Kau tidak suka lolipop, tapi lebih menyukai jenis permen keras yang perlu waktu beberapa lama untuk mengulumnya hingga habis. Yang jadi favoritmu adalah rasa jeruk, Elliot—aku tahu kau pernah menyimpan sekantung penuh di laci meja belajarmu yang ada di asrama.

Kau pernah menawariku beberapa kali, namun aku tak suka permen rasa jeruk. Aku lebih menyukai rasa kopi, Elliot—tidak terlalu manis, dan sedikit pahit.

Minggu berikutnya, kau membelikan sekantung permen bulat rasa kopi untukku—begitu mengetahui kalau itu adalah favoritku.

Terima kasih, Elliot.

.

Aku masih menyimpan dua bungkus di saku celana panjangku, dan baru akan memakannya ketika kita bertemu lagi nanti.


VI / sesto

.

Aku tahu kau tidak bisa berdansa, Elliot.

Dan kau juga tak merasa perlu untuk menguasai hal itu. Kau percaya pada improvisasi—dan aku juga percaya kalau kau bisa melakukan itu dengan benar di saat yang diperlukan.

Aku pernah bertanya-tanya suatu ketika, siapakah gadis beruntung yang kelak akan menggenggam tanganmu—dan melakukan waltz bersamamu, Elliot?

.

Namun saat itu ternyata takkan pernah tiba, dan kau tak perlu repot-repot mengatur langkahmu seirama dengan tempo musik, Elliot.


VII / settimo

.

Kau pernah bilang kalau kau melihat langit malam di bola mataku.

Aku tersenyum. Bagaimana kalau kubilang… bahwa aku melihat galaksi di iris birumu, Elliot?

Ada supernova yang melintas disana, sebelum kemudian menghilang—digantikan dengan debu nebula yang membaurkan dirinya di pembuluh darah yang ada di bola matamu. Pupilmu tak pernah kehilangan cahayanya, Elliot.

Aku bisa saja memetakan konstelasi bintang disana. Orion, Ursa Minor, Ursa Mayor… dan selusin rasi lagi, Elliot. Lihat.
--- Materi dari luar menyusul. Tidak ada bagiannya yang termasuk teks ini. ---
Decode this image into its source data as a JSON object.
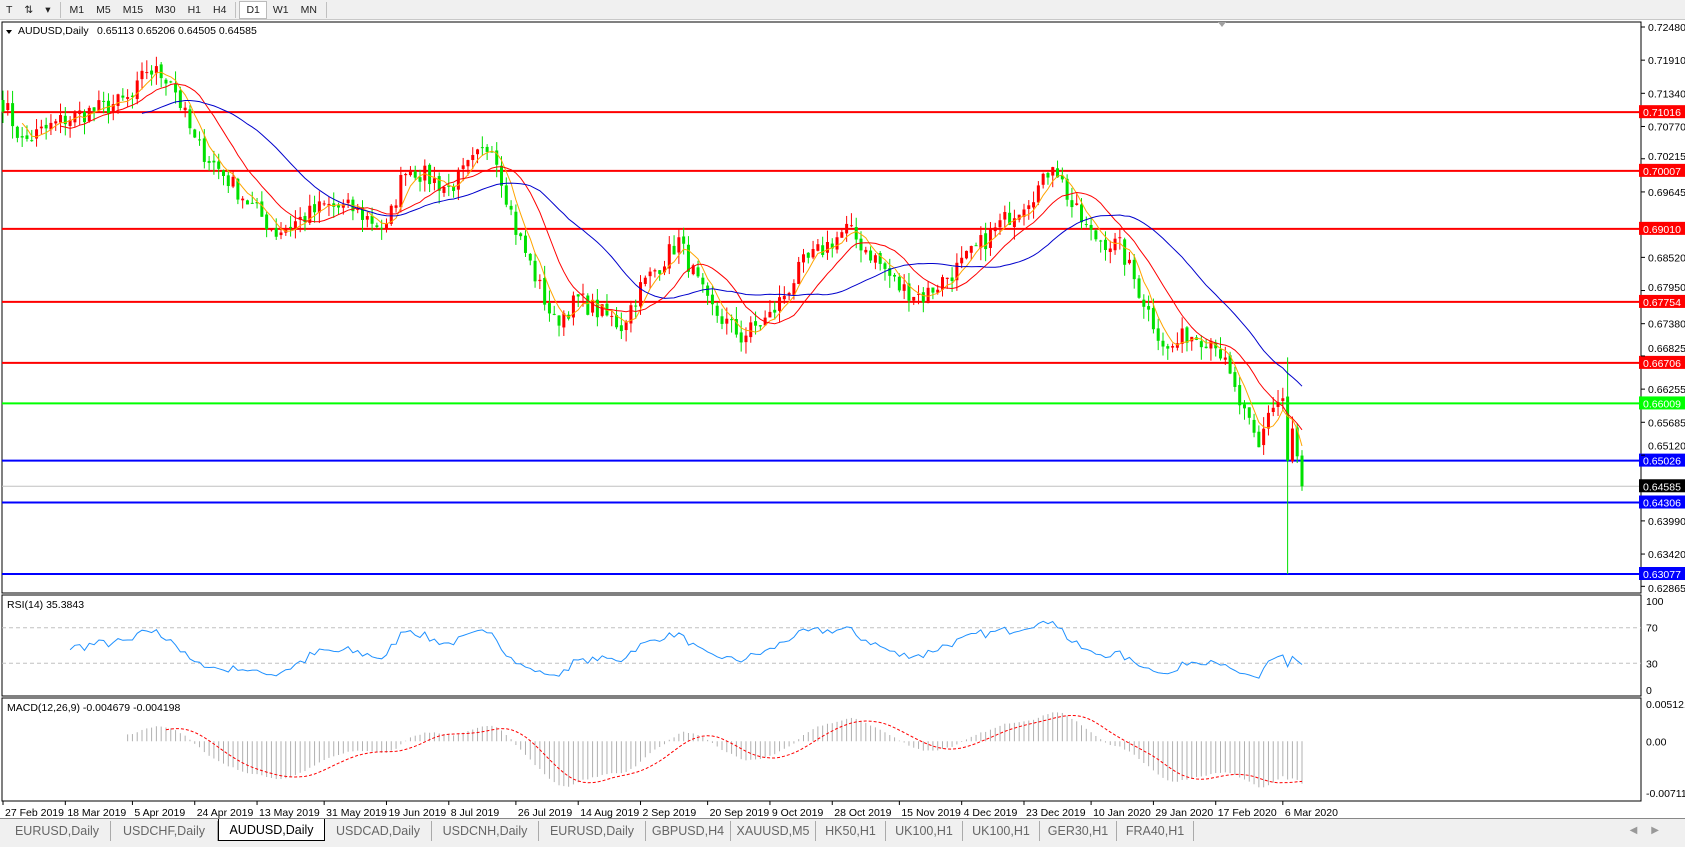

Aku bisa saja tersesat di kedalaman bola matamu—karena jalan pulang telah menghilang dan aku tak ingin untuk kembali.

Kita adalah sepasang sahabat yang saling mengikat janji di bawah kerlip Betelgeuse dan Rigel, dan menautkan jemari di bawah redupnya sinar bulan.

.

Ikatan ini abadi, Elliot. Senyummu tertinggal di antara debu bintang-bintang, dan jemari kita berdua saling bertautan mengalahkan hangatnya matahari.


VIII / ottavo

.

Tunggu aku, Elliot.

Aku akan mengejarmu,dan memetakan persahabatan kita di antara konstelasi yang ada di Bimasakti—


"Sampai bertemu lagi di Alpha Centauri, Elliot."


.

.

~ Selesai ~

.

(jakarta, 31/07/2014)

di antara bintang-bintang, ada doa yang menguntai jalannya ke langit.